I remember saying I expected Star Wars to be the last subscription game. I was wrong. I tend to agree that this business model is getting outdated, but I’m not sure we have an adequate replacement for it yet, either. Guild Wars 2 may have sold a million copies, but I have no idea the ratio of that income against their investment; 60 million may only be a drop in the bucket, and now what? Loot that you’re required to pay cash to access, for one (or so I’ve heard): chests that can only be unlocked from extremely rare drop keys or from the cash shop (this may be somewhat inaccurate, to be fair, as I’m hearing it very 3rd party). Perhaps the Allods model, where leveling grinds to a hellish halt unless you buy xp bonus pots with real money? I’m not really happy with either; I prefer the more direct honesty of a subscription rather than the somewhat prestidigitous surprise costs of “free to play” models. Perhaps that’s just me.
7: The game is too hard.
I suspect this is a large factor that has bled over from the overly-accessible beta weekends. It is a harder game than I’m used to. I, too, get frustrated sometimes, particularly when I’m running around alone looking for lore. To me, though, that frustration leads to thinking about how to improve, not thinking about quitting, which really seems to be a problem with more recent MMO players. Some of them have become very entitled, expecting everything to be handed to them. This isn’t an argument about hardcore or casual, either; it’s about diligence and dedication rather than handouts. Games should require some failure to progress, or they’re not games, they’re narration. I’ve had a similar argument about pen and paper role playing games, some of which are really just cooperative storytelling without dice. The dice thing aside, if there’s no chance of failure, then you’re not playing a game, you’re just role playing, as in cops and robbers or house. There’s nothing wrong with that, either; if that’s what your group wants to do, then do it, but I’ve never had an interest in something so, well, easy. The same is true with games; I’d rather play something in which I fail, learn, practice, and succeed than something where I just get handouts. There are those players, though, who’d term the first option there as work rather than play, and follow it up with the question: why should I have to work in my video games?”
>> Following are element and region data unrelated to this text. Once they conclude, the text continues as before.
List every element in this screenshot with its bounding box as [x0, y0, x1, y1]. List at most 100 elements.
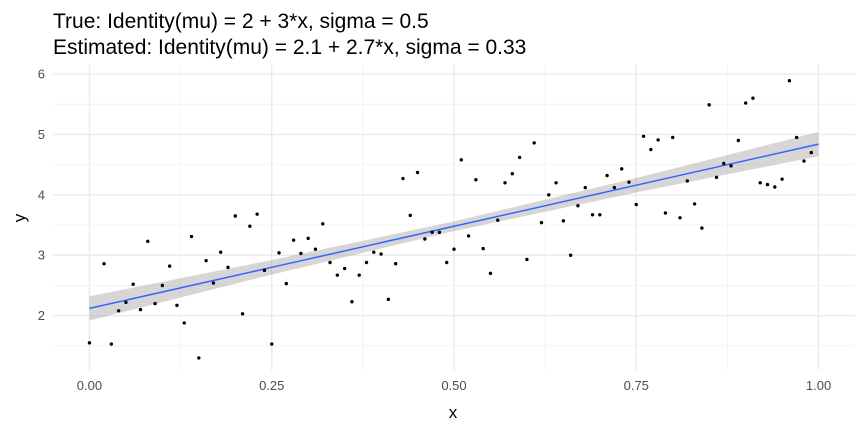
data-point [116, 309, 121, 313]
data-point [372, 250, 376, 254]
data-point [452, 247, 456, 251]
data-point [729, 164, 733, 168]
x-tick-label: 0.50 [441, 378, 466, 393]
data-point [138, 307, 143, 312]
data-point [583, 185, 587, 190]
data-point [539, 220, 544, 225]
data-point [503, 181, 507, 185]
y-tick-labels: 2 3 4 5 6 [38, 67, 45, 324]
data-point [678, 216, 682, 220]
data-point [576, 204, 580, 208]
data-point [532, 141, 536, 145]
data-point [700, 226, 704, 230]
x-tick-label: 0.75 [624, 378, 649, 393]
data-point [481, 246, 485, 251]
data-point [612, 185, 617, 190]
data-point [525, 257, 529, 262]
data-point [204, 258, 208, 263]
data-point [765, 182, 770, 187]
data-point [430, 230, 434, 234]
y-tick-label: 5 [38, 127, 45, 142]
data-point [167, 264, 172, 268]
data-point [211, 281, 216, 285]
data-point [357, 273, 361, 277]
data-point [262, 268, 267, 273]
data-point [335, 273, 340, 277]
data-point [751, 96, 755, 100]
data-point [342, 266, 347, 271]
data-point [671, 135, 675, 140]
y-tick-label: 6 [38, 67, 45, 82]
data-point [124, 300, 128, 305]
data-point [459, 158, 463, 162]
data-point [189, 234, 194, 239]
data-point [379, 252, 383, 256]
data-point [641, 134, 646, 138]
data-point [561, 219, 566, 223]
y-tick-label: 2 [38, 308, 45, 323]
data-point [568, 253, 573, 257]
data-point [270, 342, 274, 346]
chart-title-line-1: True: Identity(mu) = 2 + 3*x, sigma = 0.… [53, 10, 429, 33]
data-point [656, 138, 660, 142]
data-point [663, 211, 668, 215]
data-point [736, 138, 741, 143]
x-tick-labels: 0.00 0.25 0.50 0.75 1.00 [77, 378, 831, 393]
data-point [182, 321, 186, 325]
data-points [87, 79, 813, 360]
data-point [685, 179, 690, 183]
data-point [415, 170, 420, 175]
data-point [197, 356, 201, 360]
data-point [554, 181, 558, 185]
data-point [773, 185, 777, 189]
x-axis-title: x [449, 403, 458, 422]
data-point [131, 282, 135, 286]
data-point [496, 218, 500, 222]
data-point [787, 79, 792, 83]
data-point [488, 271, 493, 276]
data-point [313, 247, 318, 251]
x-tick-label: 0.00 [77, 378, 102, 393]
y-axis-title: y [10, 213, 29, 222]
data-point [146, 239, 150, 244]
data-point [321, 222, 325, 226]
data-point [350, 300, 354, 304]
data-point [627, 180, 631, 184]
fit-line [89, 143, 819, 310]
data-point [714, 175, 719, 180]
data-point [240, 312, 245, 316]
data-point [153, 301, 157, 306]
data-point [722, 161, 726, 166]
data-point [364, 260, 369, 265]
data-point [692, 202, 697, 206]
data-point [277, 251, 281, 255]
data-point [109, 342, 114, 346]
data-point [802, 159, 806, 163]
data-point [233, 214, 237, 218]
data-point [306, 236, 310, 241]
data-point [649, 147, 653, 152]
data-point [517, 155, 522, 160]
data-point [87, 341, 92, 345]
y-tick-label: 3 [38, 248, 45, 263]
data-point [328, 260, 332, 265]
y-tick-label: 4 [38, 187, 45, 202]
chart-title-line-2: Estimated: Identity(mu) = 2.1 + 2.7*x, s… [53, 36, 526, 59]
data-point [284, 281, 289, 286]
data-point [393, 262, 398, 266]
data-point [510, 172, 515, 176]
data-point [408, 213, 412, 218]
data-point [248, 224, 252, 228]
data-point [401, 176, 405, 181]
data-point [175, 303, 179, 308]
data-point [780, 177, 784, 181]
data-point [809, 150, 813, 155]
data-point [605, 173, 609, 178]
data-point [291, 238, 296, 242]
data-point [590, 213, 595, 217]
x-tick-label: 0.25 [259, 378, 284, 393]
data-point [255, 212, 259, 216]
data-point [160, 283, 165, 288]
To which I reply: There’s nothing wrong with that, either; if that’s what your group wants to do, do it, but I’ve never had an interest in something so, well, easy. And I don’t want the whole MMO market to become so trivial that I can’t find a challenge when I want one. You may call dedication and diligence work, but the best things come from that sort of play – a true sense of achievement, camaraderie, and the flow of fun. You can have your easy leveling and loot. I’ll keep what really matters.